Registered Retirement Savings Plans (RRSP'S)
What is an RRSP?
An RRSP is short for Registered Retirement Savings Plan. It's a well-known phrase
for good reason: an RRSP is one of the best ways to save for your retirement
and save on taxes at the same time.
Some people think that an RRSP is an investment or something that you purchase. It's neither. An RRSP is a government-approved account specially designed to help you save money for your retirement.
Tax deductible contributions
The amount you contribute to your RRSP can be claimed as a tax deduction. For
example, if you earn $40,000 annually, a $1,000 contribution can result in a
tax refund of about $312. The higher your income, the higher your tax bracket
and the larger the refund you'll get for the same $1,000 contribution.

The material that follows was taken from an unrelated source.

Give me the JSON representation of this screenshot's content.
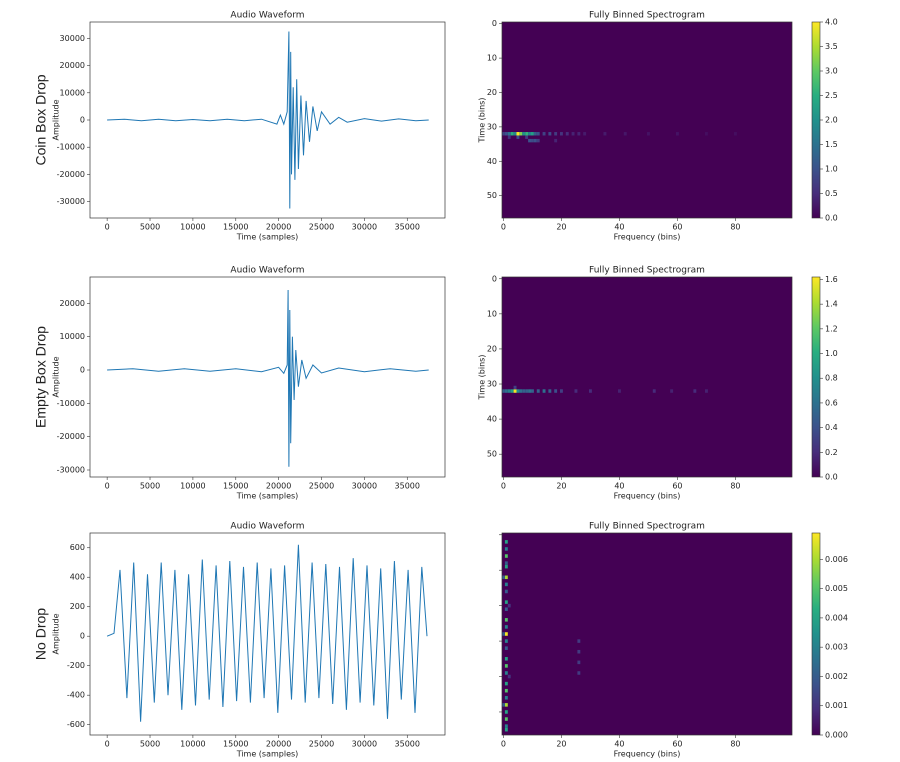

Tax-deferred compound growth
The money you earn on your contributions stays in your RRSP. You don't
pay tax on it until you take it out of the plan. Even though you can withdraw
RRSP money whenever you like, the idea is to keep your money in the plan until
you retire. In most cases, withdrawals are treated as income, which means you'll
pay tax on the money
Should everyone have an RRSP?
This depends largely on the member's age, income and other details of their
financial situation. Certainly for middle-age people who have paid off big debts
and for upper-income people, the consensus among financial planners is clear:
RSPs provide indisputable benefits.
Even if they have debts, young people should consider investing in RSPs because it is better to start a plan earlier than later. The longer an RSP fund can accumulate interest or dividends, the bigger the fund will be when the time comes to draw on it for retirement.
What is the contribution deadline?
Contributions must be made within the first 60 days of the new year in order
to be deductible for the previous tax year.
The deadline for making 2006 RRSP contributions is March 1, 2007
Spousal RRSPs
When members are considering their RSP needs, one of the most important things
to consider (especially when they are nearing retirement) is how their and their
spouse's income will be taxed after retirement. If it looks like one spouse
is going to be taxed at a very high rate and the other spouse will be taxed
at a very low rate, it makes sense for members to take action now to equalize
their retirement income as much as possible so that the combined household income
will be taxed at a moderate rate.
Annual contribution limits
As you might expect, the government sets limits on the amount you can contribute.
You're allowed to contribute up to 18% of your earned income from the year before
to a maximum of $16,500. (If you're company has a pension plan, your maximum
contribution limit will be lower.)
For example, if you earn $50,000 this year, then you are entitled to contribute about $9,000 to your RRSP for the next taxation year.
Because anyone with earned income can contribute to an RRSP, you should file a tax return even if you owe no tax on your income. Doing so allows you create something called "RRSP contribution room." You can use the contribution room in later years when you start putting money in your RRSP. Saving the contribution until you are in a higher tax bracket will make your tax refund that much larger.
You can make part or all any RRSP contribution to a plan in your spouse's or common-law partner's name. As the contributor, you are still entitled to the tax deduction.
How does an RRSP provide Retirement Income?
Regular contributions to an RRSP will result in a substantial accumulation of
savings. When you desire income, you can invest your savings in a Registered
Retirement Income Fund (RRIF). RRIFs provide an income that can last for the
lifetime of you or your spouse.
There is no longer any minimum age for the purchase of a retirement income, except with most locked-in RRSPs and LIRAs. You must purchase your retirement income before the end of the calendar year in which you turn 69.